In 2005, Pacheco himself agreed to take a zap from a Taser to show that the device causes no serious harm. He said he believes that swayed Town Meeting to approve his purchase of 12 of the weapons.

The department now has 22 officers who carry Tasers, out of 26 trained to use them, according to the latest quarterly report filed with the state.

Pacheco said the police have used the device at least three times, including in the Hayes arrest. About a year ago, officers also fired one to subdue a motorcycle gang that got out of control, he said. And last month, when a patient at a local treatment facility had a seizure and fought off help from emergency medical technicians, police used it again, he said. Pacheco declined to provide the date of the incident or the name of the patient because of privacy laws.

Incidents involving people with preexisting medical conditions are, in part, what prompted the human rights group Amnesty International to examine whether Tasers are being used appropriately. An Amnesty International report issued in March 2006 said that at least 152 people had died in the United States since June 2001 after being shocked with the device.

The report found what it said were troubling results in cases involving people under the influence of drugs or medication, or who were subjected to multiple or prolonged shocks.

“The numbers of people who have died in Taser-related incidents have continued to grow,” Joshua Rubenstein, Amnesty’'s Northeast regional director, said last week. “We are still waiting for fully independent, comprehensive medical testing.”

While the federal Food and Drug Administration requires testing on pacemakers and electroshock therapy, he said, Tasers receive no such scrutiny.

“I think everybody should start asking why,” he said.

But Tuttle, speaking for the weapon’'s manufacturer, called the Amnesty report a “game of numbers,” and said Tasers are safer than other methods “to halt violent situations that pose a safety risk to an officer, suspect, or innocent citizens.”

Tuttle said an updated Amnesty number of 232 deaths in the United States and Canada was culled mostly from media reports.

The “unscientific methodology used by Amnesty International is to count any in-custody death involving [an] electronic control device . . . while conveniently failing to update these inflated numbers when the medical examiner exonerates Taser technology,” Tuttle said.

Still, many local police chiefs remain wary of the weapons.

Braintree Police Chief Paul Frazier said he is concerned about potential lawsuits if a Taser causes injuries or death.

While armed robberies, drug-related crime, gang activity, and house burglaries are on the rise in his community, Frazier said he is “not in any rush” to get Tasers.

“I think we do OK with what we have,” he said. “I know it’'s coming, but for right now, I’'d rather use the tools that we have to take on those challenges.”

Other chiefs say the weapons are too pricey, with a cost ranging from $399 to $899 each, according to Tuttle.

“I think they’'re effective, but not cost-effective,” said Hanover Police Chief Paul Hayes.

Cost also is a factor in Rockland, where Tasers have been approved but have not been purchased.
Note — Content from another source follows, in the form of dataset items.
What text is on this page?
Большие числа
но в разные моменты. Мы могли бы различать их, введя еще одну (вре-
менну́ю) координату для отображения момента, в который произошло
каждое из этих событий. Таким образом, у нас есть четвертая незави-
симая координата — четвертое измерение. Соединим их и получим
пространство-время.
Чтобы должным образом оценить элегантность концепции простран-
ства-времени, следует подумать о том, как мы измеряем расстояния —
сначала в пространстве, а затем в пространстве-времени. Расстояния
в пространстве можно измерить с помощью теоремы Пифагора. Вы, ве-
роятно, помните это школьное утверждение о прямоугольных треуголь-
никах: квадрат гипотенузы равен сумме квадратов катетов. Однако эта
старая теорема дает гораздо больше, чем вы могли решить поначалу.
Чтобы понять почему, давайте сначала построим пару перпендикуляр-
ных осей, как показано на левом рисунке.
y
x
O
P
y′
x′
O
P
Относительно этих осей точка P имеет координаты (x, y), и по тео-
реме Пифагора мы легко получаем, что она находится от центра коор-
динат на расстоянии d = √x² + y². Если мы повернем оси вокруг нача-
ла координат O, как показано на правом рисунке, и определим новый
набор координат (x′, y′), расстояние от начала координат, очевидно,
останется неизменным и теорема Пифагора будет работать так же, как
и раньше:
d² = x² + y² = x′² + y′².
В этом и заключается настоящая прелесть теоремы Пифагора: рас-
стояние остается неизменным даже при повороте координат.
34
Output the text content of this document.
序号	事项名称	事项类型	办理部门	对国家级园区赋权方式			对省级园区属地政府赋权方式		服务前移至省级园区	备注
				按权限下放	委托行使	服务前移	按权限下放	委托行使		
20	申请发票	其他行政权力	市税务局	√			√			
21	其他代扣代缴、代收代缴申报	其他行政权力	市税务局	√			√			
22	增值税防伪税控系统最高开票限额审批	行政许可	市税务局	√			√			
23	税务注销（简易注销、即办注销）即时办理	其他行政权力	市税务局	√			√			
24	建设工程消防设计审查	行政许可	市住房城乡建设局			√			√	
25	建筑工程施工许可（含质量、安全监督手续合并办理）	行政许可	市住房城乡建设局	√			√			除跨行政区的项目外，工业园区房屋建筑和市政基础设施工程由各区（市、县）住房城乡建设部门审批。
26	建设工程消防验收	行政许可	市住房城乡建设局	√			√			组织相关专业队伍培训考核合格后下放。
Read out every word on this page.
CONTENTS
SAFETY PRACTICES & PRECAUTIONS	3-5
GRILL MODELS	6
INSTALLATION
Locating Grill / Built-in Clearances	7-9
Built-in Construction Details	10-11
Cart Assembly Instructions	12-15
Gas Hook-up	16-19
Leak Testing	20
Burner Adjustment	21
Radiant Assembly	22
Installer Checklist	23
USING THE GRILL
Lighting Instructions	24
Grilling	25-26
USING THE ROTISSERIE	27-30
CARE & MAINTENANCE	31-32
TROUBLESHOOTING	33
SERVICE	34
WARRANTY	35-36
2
Police Chief John Llewellyn said he eventually wants to arm all 34 members of the force with them. Police currently are raising money privately for an initial purchase because the town cannot afford them under a tight budget, he said.

Walpole Chief Richard Stillman said that while he believes Tasers would be a “great asset,” he has other priorities, such as hiring more officers.

Even communities willing to fork over the money for the weapons can find them problematic. In an incident last February in Norton, officers used the stun gun at a local halfway house for drug and alcohol abusers to try to subdue a client described in a police report as drunk and “combative.”

But the Taser had “little to no effect” on the client, the report stated.

Instead, two officers grabbed the man, forced him to the ground, and handcuffed him the old-fashioned way. According to the report, a single Taser barb later was removed from the man’'s skin.